Will Anyone Try to Challenge Gov. Greg Abbott?

The 2018 election cycle is coming up fast, and there are hundreds of articles and analyses on who will control the United States Congress, many governorships, and even the Senate seat that is currently held by Senator Ted Cruz.

However, in one race, the Democratic Party can’t seem to catch a break.

Governor Greg Abbott formally kicked off his campaign for reelection as the Governor of Texas on July 14th, 2017, over three months ago, and actually announced his intent to seek reelection on January 21st. And yet, unlike the Senate race that so many pundits insist might be competitive in November 2018, the gubernatorial election in the state of Texas has attracted a grand total of three competitors: Governor Abbott on the GOP side, and small businessman Jeffrey Payne and failed congressional candidate Tom Wakely on the Democratic side. Despite all the insistence that Texas was set to become a swing state due to demographic changes, Democrats are finding it near impossible to find a prominent officeholder to run against Greg Abbott.

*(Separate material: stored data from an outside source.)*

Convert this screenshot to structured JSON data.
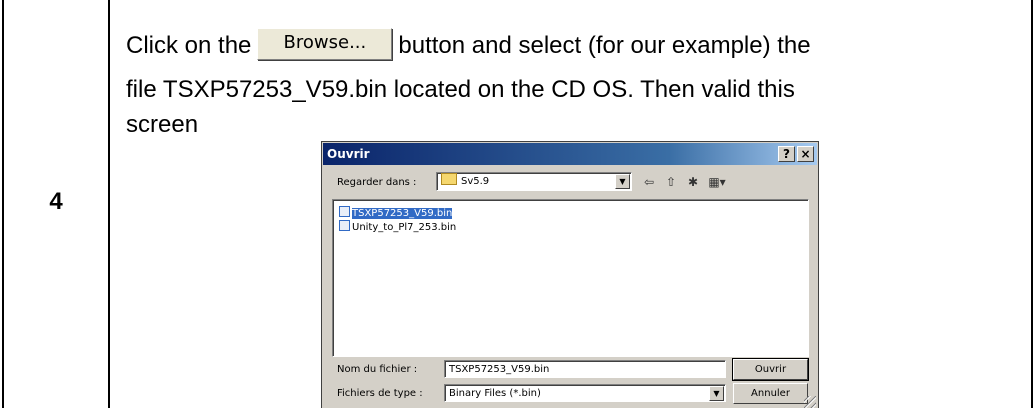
{
  "step": {
    "number": "4"
  },
  "instruction": {
    "before_button": "Click on the",
    "inline_button_label": "Browse...",
    "after_button_line1": "button and select (for our example) the",
    "line2": "file TSXP57253_V59.bin located on the CD OS. Then valid this",
    "line3": "screen"
  },
  "dialog": {
    "title": "Ouvrir",
    "help_label": "?",
    "close_label": "×",
    "look_in_label": "Regarder dans :",
    "look_in_value": "Sv5.9",
    "toolbar_icons": [
      "back-icon",
      "up-folder-icon",
      "new-folder-icon",
      "view-menu-icon"
    ],
    "files": [
      {
        "name": "TSXP57253_V59.bin",
        "selected": true
      },
      {
        "name": "Unity_to_Pl7_253.bin",
        "selected": false
      }
    ],
    "filename_label": "Nom du fichier :",
    "filename_value": "TSXP57253_V59.bin",
    "filetype_label": "Fichiers de type :",
    "filetype_value": "Binary Files (*.bin)",
    "open_button": "Ouvrir",
    "cancel_button": "Annuler"
  },
  "colors": {
    "titlebar": "#0a246a",
    "dialog_bg": "#d4d0c8",
    "selection": "#316ac5"
  }
}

The Democrats, for their credit, have at least tried. They just can’t get anyone worthwhile. The Castro brothers (Julian and Joaquin) have been prominent in Texan politics for the past few years, with Julian serving as the Secretary of Housing and Urban Development under President Obama after serving as San Antonio’s mayor. However, after being on the shortlist for vice president for Democratic nominee Hillary Clinton this past year, it appears that Julian Castro has decided to opt out of the race in favor of a presidential run in 2020. The next logical choice would be to recruit Joaquin Castro, who currently serves as a representative. However, Joaquin Castro has also declined to run multiple times, with the most recent coming on September 19 after the chair of the Democratic Party of Texas said he was still considering a run. They have attempted to recruit Rafael Anchia, a state representative, who also declined to run. Annise Parker, the former mayor of Houston, has not been heard from in the political world in over a year. Wendy Davis has indicated that she will not seek a rematch against Abbott (a concept that probably is in the best interest of the Texan Democrats). The Democrats couldn’t even convince Mike Collier, their 2014 comptroller nominee, to run for governor; he decided that taking on Dan Patrick in the lieutenant governor’s race would be a more productive use of his time. Still, the Democratic Party of Texas has insisted that they will produce a “dynamic, authentic candidate for governor” by this fall.

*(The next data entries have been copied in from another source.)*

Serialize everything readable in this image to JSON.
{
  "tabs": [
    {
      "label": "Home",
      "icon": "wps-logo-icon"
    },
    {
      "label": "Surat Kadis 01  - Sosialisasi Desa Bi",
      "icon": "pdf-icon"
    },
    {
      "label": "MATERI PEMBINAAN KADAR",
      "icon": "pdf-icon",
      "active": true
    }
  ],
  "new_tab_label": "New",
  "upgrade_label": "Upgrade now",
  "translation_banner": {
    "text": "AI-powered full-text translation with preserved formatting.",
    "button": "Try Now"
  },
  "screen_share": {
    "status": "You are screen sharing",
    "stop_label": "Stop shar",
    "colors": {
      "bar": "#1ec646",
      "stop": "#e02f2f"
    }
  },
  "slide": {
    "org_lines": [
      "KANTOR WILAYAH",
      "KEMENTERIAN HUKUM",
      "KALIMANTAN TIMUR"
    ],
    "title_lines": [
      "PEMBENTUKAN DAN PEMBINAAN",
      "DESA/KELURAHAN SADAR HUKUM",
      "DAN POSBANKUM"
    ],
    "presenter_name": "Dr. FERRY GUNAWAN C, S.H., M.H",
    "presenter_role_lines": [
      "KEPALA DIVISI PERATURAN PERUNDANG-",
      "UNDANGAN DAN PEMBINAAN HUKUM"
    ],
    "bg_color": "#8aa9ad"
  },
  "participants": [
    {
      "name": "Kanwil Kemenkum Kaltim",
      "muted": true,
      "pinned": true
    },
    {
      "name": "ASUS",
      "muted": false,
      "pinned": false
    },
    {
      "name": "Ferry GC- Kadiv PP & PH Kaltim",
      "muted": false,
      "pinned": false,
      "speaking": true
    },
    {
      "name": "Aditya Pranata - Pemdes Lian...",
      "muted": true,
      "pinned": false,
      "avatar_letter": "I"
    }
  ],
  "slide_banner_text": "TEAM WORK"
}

What has happened to the Democratic Party of Texas? What happened to the hype around “Battleground Texas,” and turning Texas purple? 2018 was supposed to be the year that things turned around for the Democratic Party in this state, and yet here we are with the Democrats’ chances of winning the governor’s mansion at rock bottom. People continue to insist that the Democrats will recover here, but we have little proof to believe that the Democratic Party of Texas is set to win much of anything in 2018, considering they can’t field a proper candidate for governor, let alone an entire statewide ticket. Come on, Dems. Even in Wyoming the Democrats there are fielding a former state house minority leader for governor. All this goes to prove is that the hype around the Democratic movement in Texas is just that; it’s hype. At this rate, Governor Greg Abbott will continue to be a reality for the Lone Star State for at least four more years (and judging by how things are going now, it could be even longer.)